A similar scene unfolded in Buffalo, New York, where self-described socialist India Walton successfully challenged Byron Brown, the city’s establishment mayor.

“This is the work of a well-meaning group of rebels and revolutionaries that had a bold vision on what we want the future of our city to look like,” Walton told her supporters on June 23, when it was clear she was on track to win. “All that we are doing in this moment is claiming what is rightfully ours. We are the workers. We do the work. And we deserve a government that works with and for us.”

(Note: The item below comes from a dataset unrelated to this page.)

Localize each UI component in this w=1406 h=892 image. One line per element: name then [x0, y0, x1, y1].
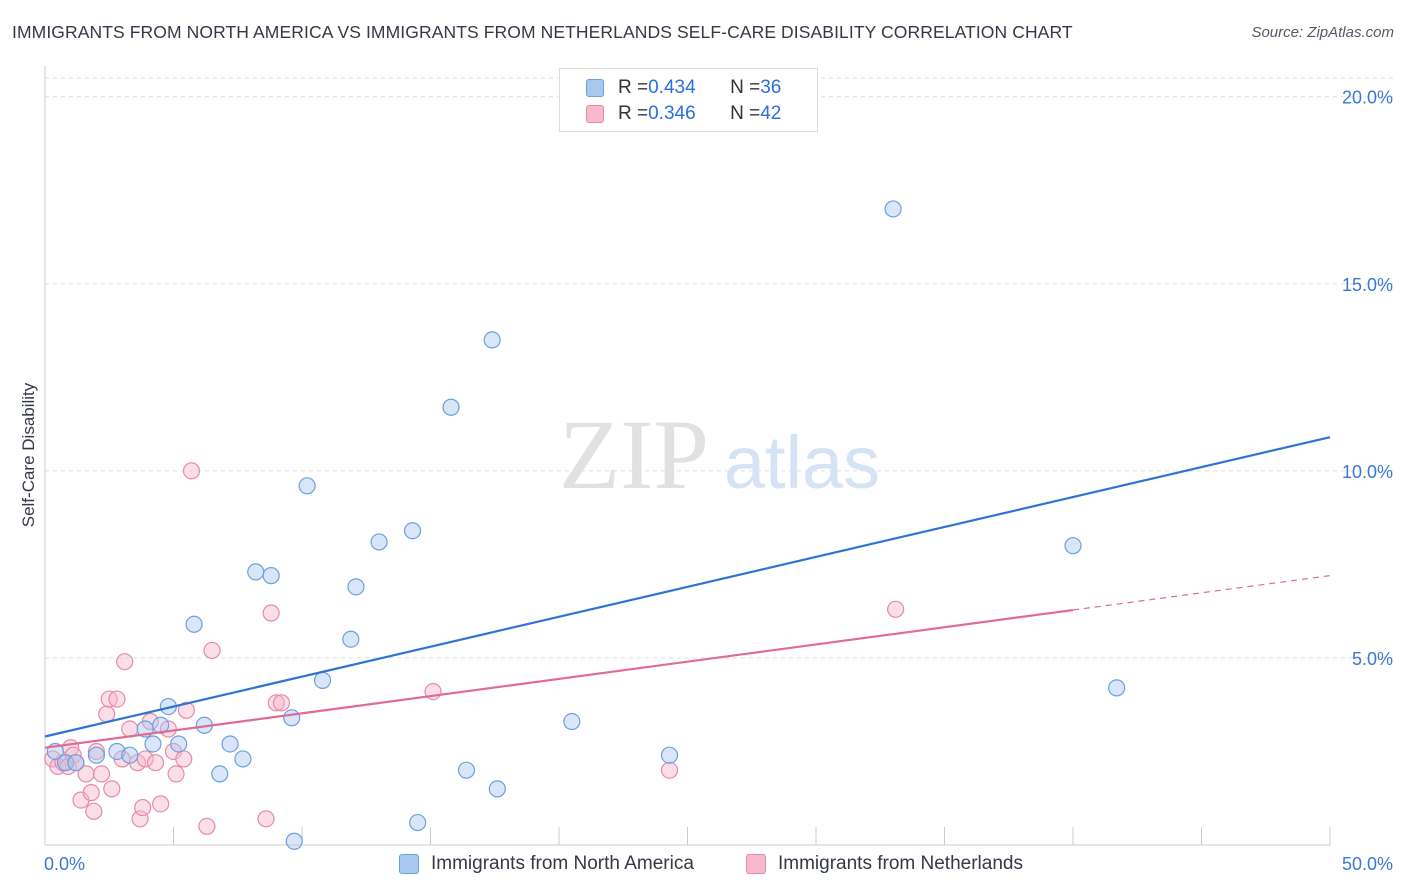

But many, including congressional Democrats, blamed their party’s losses to Republicans last November on progressive rhetoric that drove swing voters and voters of color away.

California Democratic Rep. Tony Cárdenas said in February that Democrats needed to change their message “overnight” and become more “culturally competent” if they wanted to be successful in future elections, noting his party’s implosion among Latino voters last November.

Other Democratic lawmakers, some of whom barely survived in their swing districts despite their own personal moderate messaging, were more pointed in their remarks.

“I wanna be frank that we have a problem, especially in places like Michigan where people don’t know what it means to be a Democrat,” Michigan Democratic Rep. Elissa Slotkin said in November. “The brand has been weak for a while … So, while I don’t love some of the slogans, I don’t love a lot of what I’m hearing from some of my colleagues who are further left of me, I think that we have a bigger strategic problem and we need to own that as Democrats.”

Just days earlier, Virginia Democratic Rep. Abigail Spanberger, who like Slotkin barely fended off a Republican challenge in her own Richmond-area district, gave a stark assessment of what she thought went wrong. “We lost races we shouldn’t have lost. Defund police almost cost me my race because of an attack ad. Don’t say socialism ever again,” Spanberger reportedly said. “If we run this race again, we will get fucking torn apart again in 2022.”